Being-H0.5: Scaling Human-Centric Robot Learning for Cross-Embodiment Generalization
- •BeingBeyond introduces Being-H0.5, a Vision-Language-Action foundation model for diverse robotic platforms.
- •UniHand-2.0 dataset provides 35,000+ hours of multimodal data across 30 distinct robotic embodiments.
- •Model achieves state-of-the-art performance on LIBERO (98.9%) and RoboCasa (53.9%) benchmarks.

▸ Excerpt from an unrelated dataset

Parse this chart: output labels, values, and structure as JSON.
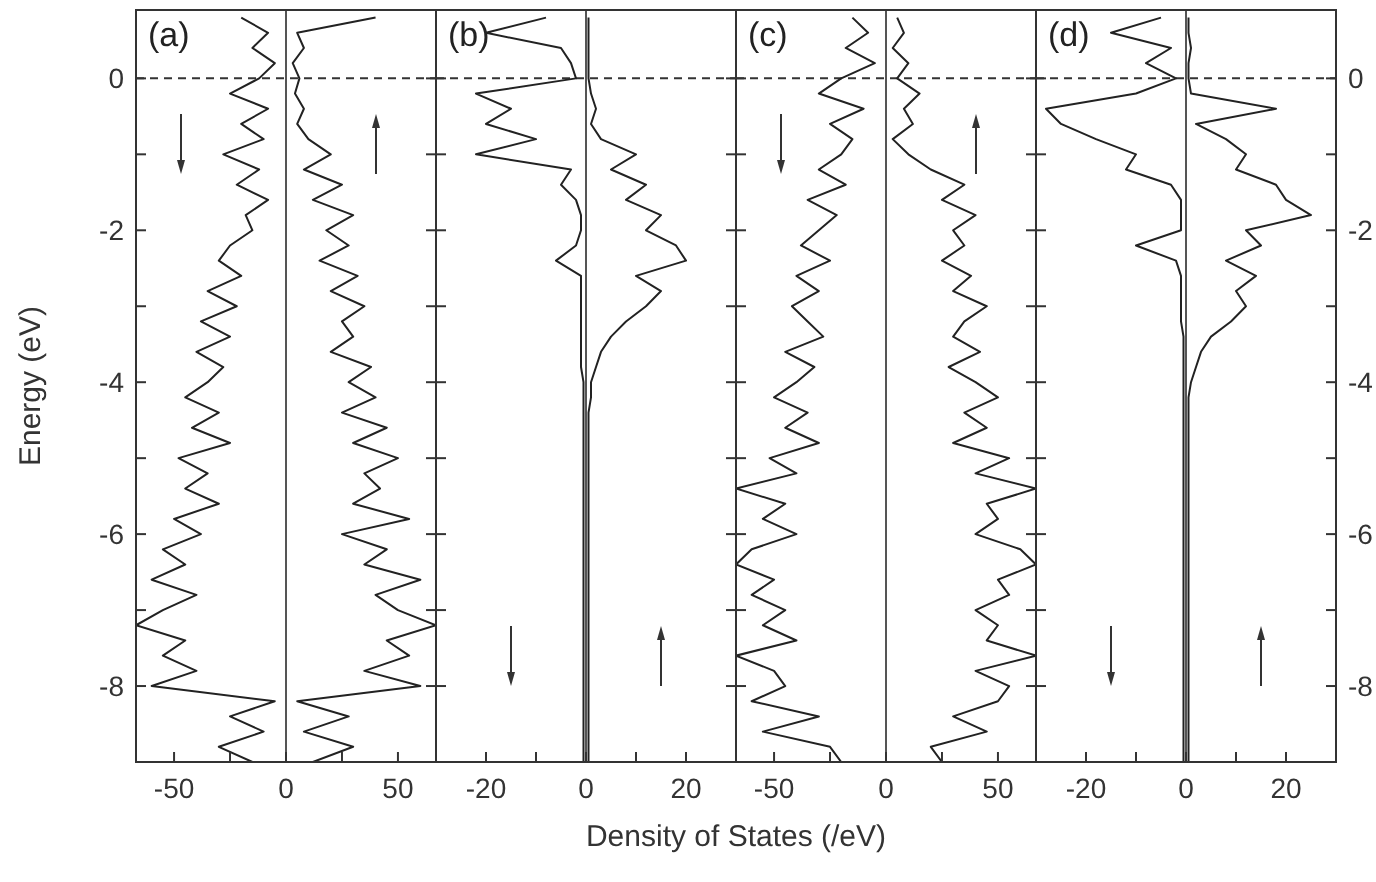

The field of robotics has long struggled with the "embodiment gap"—the difficulty of transferring skills learned by one robot to another with a different shape or control system. BeingBeyond researchers have tackled this head-on with Being-H0.5, a Vision-Language-Action (VLA) model that treats human interaction as a universal "mother tongue." By viewing human movements as the baseline for physical interaction, the model can effectively bridge the gap between human demonstrations and various robotic hardware, from multi-fingered hands to industrial arms. At the heart of this system is the UniHand-2.0 dataset, an unprecedented collection of over 35,000 hours of multimodal data covering 30 different robotic embodiments. This massive scale allows the model to learn Generalization, or the ability to apply knowledge to new, unseen scenarios. To handle this diversity, the team implemented a Mixture-of-Transformers architecture. This design uses a Mixture-of-Flow (MoF) framework to separate shared motor skills from specialized modules tailored to specific robot bodies. The results are impressive, with Being-H0.5 setting new records on the LIBERO (98.9%) and RoboCasa (53.9%) benchmarks. Beyond scores, the model introduces a Unified Action Space, which maps different robot controls into semantically aligned slots. This enables "low-resource" robots—those with very little training data—to "bootstrap" or quickly learn complex skills by borrowing intelligence from more data-rich platforms. It represents a significant step toward a single Foundation Model capable of perceiving and acting across any physical form.